The property industry has urged the state government to not follow the lead of eastern states governments and continue offering the first home owners’ grant universally in Western Australia.
The Real Estate Institute of Western Australia today launched a campaign to try to ensure the government does not consider cutting back the $7,000 grant in its up-coming mid-year budget review.
The NSW and Queensland state governments recently scrapped the grant for home buyers not building a home or purchasing a newly built house.
REIWA president David Airey said the changes were a means to kick-start the flagging construction industry on the east coast, and that stimulus was not needed in Western Australia.
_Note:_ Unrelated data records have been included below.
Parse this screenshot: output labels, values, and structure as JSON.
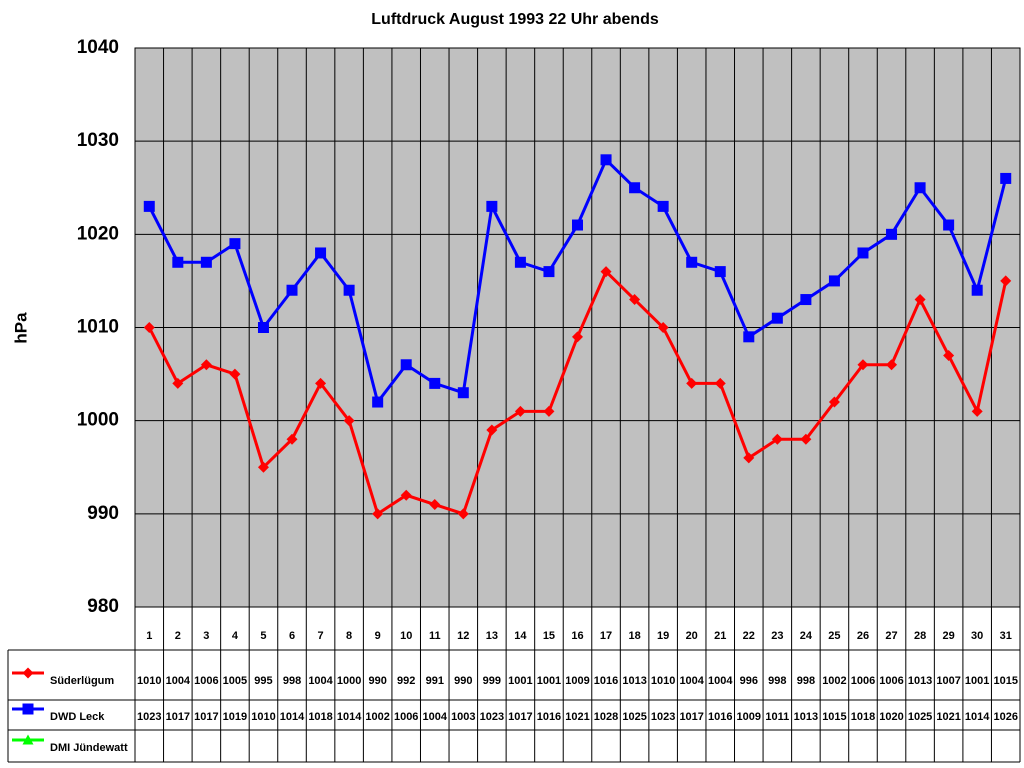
{
  "chart_data": {
    "type": "line",
    "title": "Luftdruck August 1993 22 Uhr abends",
    "y_label": "hPa",
    "categories": [
      1,
      2,
      3,
      4,
      5,
      6,
      7,
      8,
      9,
      10,
      11,
      12,
      13,
      14,
      15,
      16,
      17,
      18,
      19,
      20,
      21,
      22,
      23,
      24,
      25,
      26,
      27,
      28,
      29,
      30,
      31
    ],
    "series": [
      {
        "name": "Süderlügum",
        "color": "#ff0000",
        "marker": "diamond",
        "values": [
          1010,
          1004,
          1006,
          1005,
          995,
          998,
          1004,
          1000,
          990,
          992,
          991,
          990,
          999,
          1001,
          1001,
          1009,
          1016,
          1013,
          1010,
          1004,
          1004,
          996,
          998,
          998,
          1002,
          1006,
          1006,
          1013,
          1007,
          1001,
          1015
        ]
      },
      {
        "name": "DWD Leck",
        "color": "#0000ff",
        "marker": "square",
        "values": [
          1023,
          1017,
          1017,
          1019,
          1010,
          1014,
          1018,
          1014,
          1002,
          1006,
          1004,
          1003,
          1023,
          1017,
          1016,
          1021,
          1028,
          1025,
          1023,
          1017,
          1016,
          1009,
          1011,
          1013,
          1015,
          1018,
          1020,
          1025,
          1021,
          1014,
          1026
        ]
      },
      {
        "name": "DMI Jündewatt",
        "color": "#00ff00",
        "marker": "triangle",
        "values": [
          null,
          null,
          null,
          null,
          null,
          null,
          null,
          null,
          null,
          null,
          null,
          null,
          null,
          null,
          null,
          null,
          null,
          null,
          null,
          null,
          null,
          null,
          null,
          null,
          null,
          null,
          null,
          null,
          null,
          null,
          null
        ]
      }
    ],
    "ylim": [
      980,
      1040
    ],
    "yticks": [
      980,
      990,
      1000,
      1010,
      1020,
      1030,
      1040
    ],
    "grid": true,
    "plot_background": "#c0c0c0"
  }
}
“75 per cent of first home buyers in this state purchase a second-hand home, not a new one,” Mr Airey said.
“Now is not the time to distort the healthy recovery in the WA housing market.”
Mr Airey said first homebuyer activity was currently contributing to 30 per cent of housing turnover in WA.
“We are also starting to see a healthy recovery in new building activity, which has partly been led by first home buyers now representing 25 per cent of this new activity,” he said.
“Meddling with the application of the FHOG now would greatly distort this healthy sector of the market and disadvantage three quarters of people trying to own their first home.”
Mr Airey said REIWA would also lobby the state government to maintain transfer duty exemptions for first homebuyers.